Relational database design question - Surrogate-key or Natural-key?

Solution 1:

I believe that in practice, using a natural key is rarely the best option. I would probably go for the surrogate key approach as in your first example.

The following are the main disadvantages of the natural key approach:

  • You might have an incorrect type name, or you may simply want to rename the type. To edit it, you would have to update all the tables that would be using it as a foreign key.

  • An index on an int field will be much more compact than one on a varchar field.
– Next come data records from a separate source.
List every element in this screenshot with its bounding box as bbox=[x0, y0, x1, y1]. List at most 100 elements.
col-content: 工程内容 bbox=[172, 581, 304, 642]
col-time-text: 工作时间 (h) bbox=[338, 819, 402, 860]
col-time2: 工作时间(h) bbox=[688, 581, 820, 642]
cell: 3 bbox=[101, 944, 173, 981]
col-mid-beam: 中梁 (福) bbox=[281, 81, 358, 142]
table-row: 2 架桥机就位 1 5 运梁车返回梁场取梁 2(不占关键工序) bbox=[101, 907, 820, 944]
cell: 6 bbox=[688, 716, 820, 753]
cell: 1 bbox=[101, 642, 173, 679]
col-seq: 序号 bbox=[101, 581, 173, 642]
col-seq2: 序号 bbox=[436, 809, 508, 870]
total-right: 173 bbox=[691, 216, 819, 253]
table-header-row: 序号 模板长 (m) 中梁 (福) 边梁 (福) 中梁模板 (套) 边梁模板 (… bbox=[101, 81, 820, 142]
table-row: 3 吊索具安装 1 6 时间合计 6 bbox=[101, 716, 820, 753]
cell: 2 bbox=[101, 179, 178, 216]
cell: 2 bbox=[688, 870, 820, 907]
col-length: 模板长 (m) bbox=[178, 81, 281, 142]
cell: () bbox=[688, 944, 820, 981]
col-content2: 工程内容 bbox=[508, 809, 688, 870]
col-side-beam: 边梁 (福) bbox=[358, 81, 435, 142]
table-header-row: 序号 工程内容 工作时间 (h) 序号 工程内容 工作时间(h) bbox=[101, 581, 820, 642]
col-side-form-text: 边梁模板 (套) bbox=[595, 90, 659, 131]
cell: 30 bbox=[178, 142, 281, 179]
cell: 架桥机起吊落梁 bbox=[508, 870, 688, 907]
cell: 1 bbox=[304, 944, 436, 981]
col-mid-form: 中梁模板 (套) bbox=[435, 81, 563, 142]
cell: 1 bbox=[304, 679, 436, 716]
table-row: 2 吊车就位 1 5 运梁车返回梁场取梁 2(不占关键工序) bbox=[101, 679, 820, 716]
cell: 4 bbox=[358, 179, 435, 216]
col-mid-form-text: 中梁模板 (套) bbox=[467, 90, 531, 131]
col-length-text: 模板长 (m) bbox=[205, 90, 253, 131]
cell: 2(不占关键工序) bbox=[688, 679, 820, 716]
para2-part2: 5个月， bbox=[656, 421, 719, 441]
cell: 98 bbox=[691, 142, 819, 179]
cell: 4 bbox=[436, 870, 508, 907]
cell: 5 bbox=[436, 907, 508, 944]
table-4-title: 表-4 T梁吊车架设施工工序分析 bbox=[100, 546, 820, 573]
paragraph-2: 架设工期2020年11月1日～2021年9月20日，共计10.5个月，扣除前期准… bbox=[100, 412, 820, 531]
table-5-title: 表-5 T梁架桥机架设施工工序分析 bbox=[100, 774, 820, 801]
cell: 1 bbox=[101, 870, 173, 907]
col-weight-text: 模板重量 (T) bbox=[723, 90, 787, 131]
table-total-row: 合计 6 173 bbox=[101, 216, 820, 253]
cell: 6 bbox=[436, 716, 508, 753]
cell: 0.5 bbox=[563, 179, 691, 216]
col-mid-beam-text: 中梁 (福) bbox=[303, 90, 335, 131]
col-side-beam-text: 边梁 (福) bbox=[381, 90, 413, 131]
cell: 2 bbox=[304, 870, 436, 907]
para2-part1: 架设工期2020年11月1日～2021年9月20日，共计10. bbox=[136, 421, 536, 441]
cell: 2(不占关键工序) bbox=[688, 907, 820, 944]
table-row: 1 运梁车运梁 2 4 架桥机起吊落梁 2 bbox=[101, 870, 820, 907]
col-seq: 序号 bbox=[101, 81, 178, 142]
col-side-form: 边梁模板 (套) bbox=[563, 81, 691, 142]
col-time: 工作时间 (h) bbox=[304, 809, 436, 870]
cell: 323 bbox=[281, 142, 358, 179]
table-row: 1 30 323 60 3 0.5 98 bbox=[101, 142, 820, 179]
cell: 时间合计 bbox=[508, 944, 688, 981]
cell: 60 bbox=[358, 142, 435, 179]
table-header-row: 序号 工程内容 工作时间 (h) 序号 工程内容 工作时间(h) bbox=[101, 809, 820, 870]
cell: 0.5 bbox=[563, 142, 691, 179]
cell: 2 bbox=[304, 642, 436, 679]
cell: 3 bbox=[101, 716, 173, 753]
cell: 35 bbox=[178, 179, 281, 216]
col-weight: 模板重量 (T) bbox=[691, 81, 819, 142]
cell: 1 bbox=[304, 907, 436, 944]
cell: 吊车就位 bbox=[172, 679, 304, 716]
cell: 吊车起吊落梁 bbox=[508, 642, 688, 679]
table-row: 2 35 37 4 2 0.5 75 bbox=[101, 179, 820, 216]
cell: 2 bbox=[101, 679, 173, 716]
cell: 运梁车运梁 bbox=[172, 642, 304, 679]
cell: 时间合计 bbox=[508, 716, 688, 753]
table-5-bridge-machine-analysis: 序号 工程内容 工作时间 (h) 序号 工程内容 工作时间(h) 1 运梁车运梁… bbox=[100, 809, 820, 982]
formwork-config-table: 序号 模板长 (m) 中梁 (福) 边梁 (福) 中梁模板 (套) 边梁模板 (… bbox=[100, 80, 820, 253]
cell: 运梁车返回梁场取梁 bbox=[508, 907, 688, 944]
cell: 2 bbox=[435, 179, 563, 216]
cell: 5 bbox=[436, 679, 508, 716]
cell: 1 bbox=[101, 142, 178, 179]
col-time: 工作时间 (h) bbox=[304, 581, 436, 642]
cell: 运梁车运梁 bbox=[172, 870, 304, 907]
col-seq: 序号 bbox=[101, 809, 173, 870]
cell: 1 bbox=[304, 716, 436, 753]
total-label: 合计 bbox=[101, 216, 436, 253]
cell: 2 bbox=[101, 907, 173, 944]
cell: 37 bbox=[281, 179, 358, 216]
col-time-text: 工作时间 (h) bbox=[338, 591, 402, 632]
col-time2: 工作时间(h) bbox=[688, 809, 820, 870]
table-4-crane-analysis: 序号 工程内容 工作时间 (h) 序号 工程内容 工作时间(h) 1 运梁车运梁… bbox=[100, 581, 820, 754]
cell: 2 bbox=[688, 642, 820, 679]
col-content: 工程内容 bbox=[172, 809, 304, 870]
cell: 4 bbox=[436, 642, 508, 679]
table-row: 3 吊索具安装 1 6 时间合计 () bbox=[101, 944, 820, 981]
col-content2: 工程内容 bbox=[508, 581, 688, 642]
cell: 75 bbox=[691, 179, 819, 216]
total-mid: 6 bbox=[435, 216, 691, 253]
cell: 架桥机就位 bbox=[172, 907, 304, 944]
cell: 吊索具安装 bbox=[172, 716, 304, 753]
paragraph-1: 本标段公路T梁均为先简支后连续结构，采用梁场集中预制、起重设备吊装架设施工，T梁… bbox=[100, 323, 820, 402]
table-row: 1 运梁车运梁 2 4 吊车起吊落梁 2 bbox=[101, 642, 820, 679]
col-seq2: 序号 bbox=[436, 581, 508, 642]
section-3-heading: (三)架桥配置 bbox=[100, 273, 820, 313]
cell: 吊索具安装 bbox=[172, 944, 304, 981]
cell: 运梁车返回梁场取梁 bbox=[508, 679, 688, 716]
  • In some cases, it might be difficult to have a unique natural key, and this is necessary since it will be used as a primary key. This might not apply in your case.

Solution 2:

The first one is more future proof, because it allows you to change the string representing the type without updating the whole user table. In other words you use a surrogate key, an additional immutable identifier introduced for the sake of flexibility.

Solution 3:

A good reason to use a surrogate key (instead of a natural key like name) is when the natural key isn't really a good choice in terms of uniqueness. In my lifetime i've known no fewer than 4 "Chris Smith"s. Person names are not unique.

Solution 4:

I prefer to use the surrogate key. It is often people will identity and use the natural key which will be fine for a while, until they decide they want to change the value. Then problems start.

Solution 5:

You should probably always use an ID number (that way if you change the type name, you don't need to update the user table) it also allows you to keep your datasize down, as a table full of INTs is much smaller than one full of 45 character varchars.